В школе хорошо и весело. Восьмой класс, Олег Борисович ведет у них физику. Устраивает открытые уроки, приглашает других преподавателей. Вызывает к доске то Витьку, то Машу. Демонстрирует их блестящие успехи. Злые, нехорошие учителя кусают себе губы, не зная что подумать. Ну ладно бы Маша. Но откуда у тупицы Витьки такие познания? Сейчас ЕГ можно сдавать по выбору – физику или иностранный язык. Витька с Машей конечно будут сдавать физику, если это правило до тех пор уцелеет. Черт с ними, с иностранными языками. Ребята такого наслушались, что учительнице английского и во сне не снилось. А уезжать за рубеж, учиться ли, работать ли Витька с Машей не собираются. Если их оставят на нашей планете, такой отсталой с точки зрения прозрачных богов – то только в России. Она тоже кой-кому кажется отсталой.

Возле университетской обсерватории по вечерам стояло розовое зарево. Это подсвечивали центральное здание университета, куда ученые друзья Олега Борисовича прочили Витьку с Машей. Прозрачные боги наконец включили членов кружка в эксперимент. Установили прямую связь их мозга со своей компьютерной сетью. Теперь все четверо – Юрий Иваныч, Юрий Петрович, Юрий Сидорович и хозяин комнаты Юрий Михалыч - могли мысленно общаться между собой, а также с Олегом Борисовичем, Витькой и Машей. Мысли четырех Юриев записывались в компьютер и высвечивались на экране. Смею вас уверить, это были весьма умные и дельные мысли. Настал день осеннего равноденствия – традиционный праздник в обсерватории. Михалыч подумал: пора. То же самое подумали остальные три Юрия. Витька с Машей и обожаемым учителем в саду подбирали последние яблоки. Ветер дул как нанятый, и вороны в розовом зареве большой крикливой стаей перелетали куда-то на Воробьевку. Почему им там казалось лучше, чем в парке обсерватории – их вороний секрет.

Пришли в комнату Михалыча, гордо неся десяток битых яблок. Четверо Юриев сказали вслух: пора. И все семеро посвященных направились в актовый зал. Там собрались работники обсерватории и студенты астрономического отделения физфака. Около старой движущейся доски университетского образца разместился белый экран, слегка покачивающейся на шнурке – октябрьский ветер задувал в приоткрытое окошко. Михалыч попросил слова. Сказал, что сейчас будет показывать со своего ноутбука запись космических путешествий известного части аудитории Олега Борисовича Фетисова и двоих его учеников – восьмиклассников пятьсот двадцать второй московской школы. И начал проецировать на экран обалденные кадры. Все весело смеялись, и по окончании просмотра председательствующий сердечно поблагодарил профессора Юрия Михалыча Хлумова за удачную праздничную шутку. «Монтаж был выполнен очень талантливо, Юрий Михалыч. Надеюсь, что ко дню весеннего равноденствия вы подготовите следующий фильм». Семеро переглянулись. Михалыч раскланялся, закрыл ноутбук и проследовал с остальными шестерыми в свою комнатушку.

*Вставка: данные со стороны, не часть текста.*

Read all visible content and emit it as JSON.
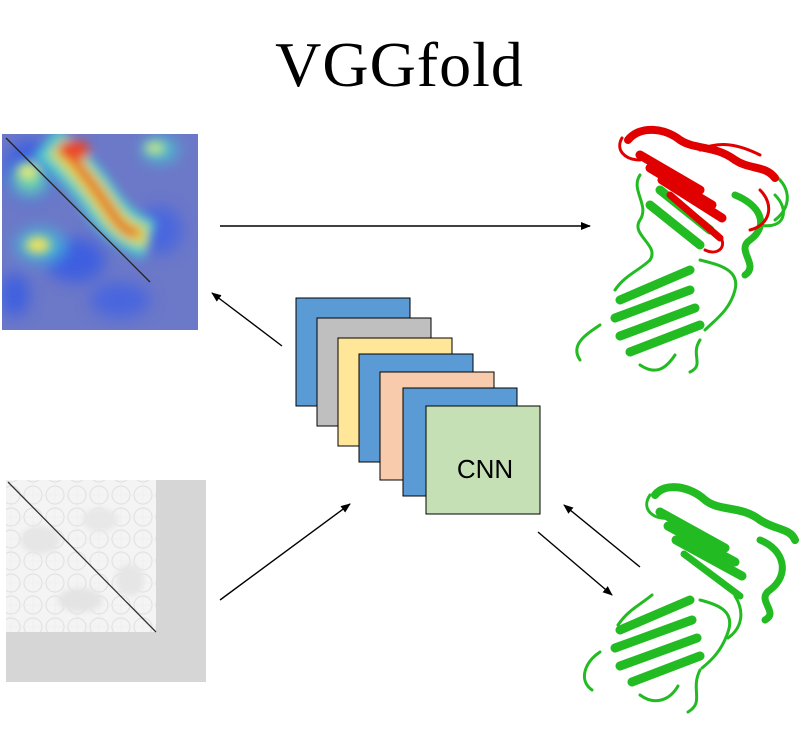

Только один студент-неофит побежал за ними. Постучался, вошел в святая святых. Представился: Юра Пенкин. «Я понял, что материал подлинный. Умоляю – возьмите меня в свою компанию. Готов выдержать любые перегрузки». Олег Борисович пожал юношескую руку. «Ни о каких перегрузках речь нейдет. Вы, Юра, можете заходить в эту комнату, если Юрий Михалыч не против». Михалыч кивнул, скорее для студента – остальные и так знали его мысли. Олег Борисович продолжал: «У вас, Юра, будет специальное задание – готовить Витю и Машу (показал на ребят) к поступлению на физфак. Вы лучше нас всех чувствуете требования». Пятый Юрий заверил с жаром: «Я буду заниматься с ними постоянно». Олег Борисович вздохнул: «Ваши труды могут пропасть даром, если ребят оставят на одной из посещаемых нами планет. Невидимым богам ничего не стоит втянуть меня в люк, а моих спутников бросить одних, как уже случилось однажды». – «Я буду стараться не меньше, зная о такой возможности», - тихо ответил Юра Пенкин. Так у Витьки с Машей появился еще один старший друг, которого они сразу полюбили за восторженный нрав и веру в чудеса. Младшего Юрия прозрачные боги очень скоро наделили всеми теми же способностями, что и четверых старших Юриев. Видно, инопланетянам Юрочка тоже понравился. Какие треволненья из этого вышли, увидим потом.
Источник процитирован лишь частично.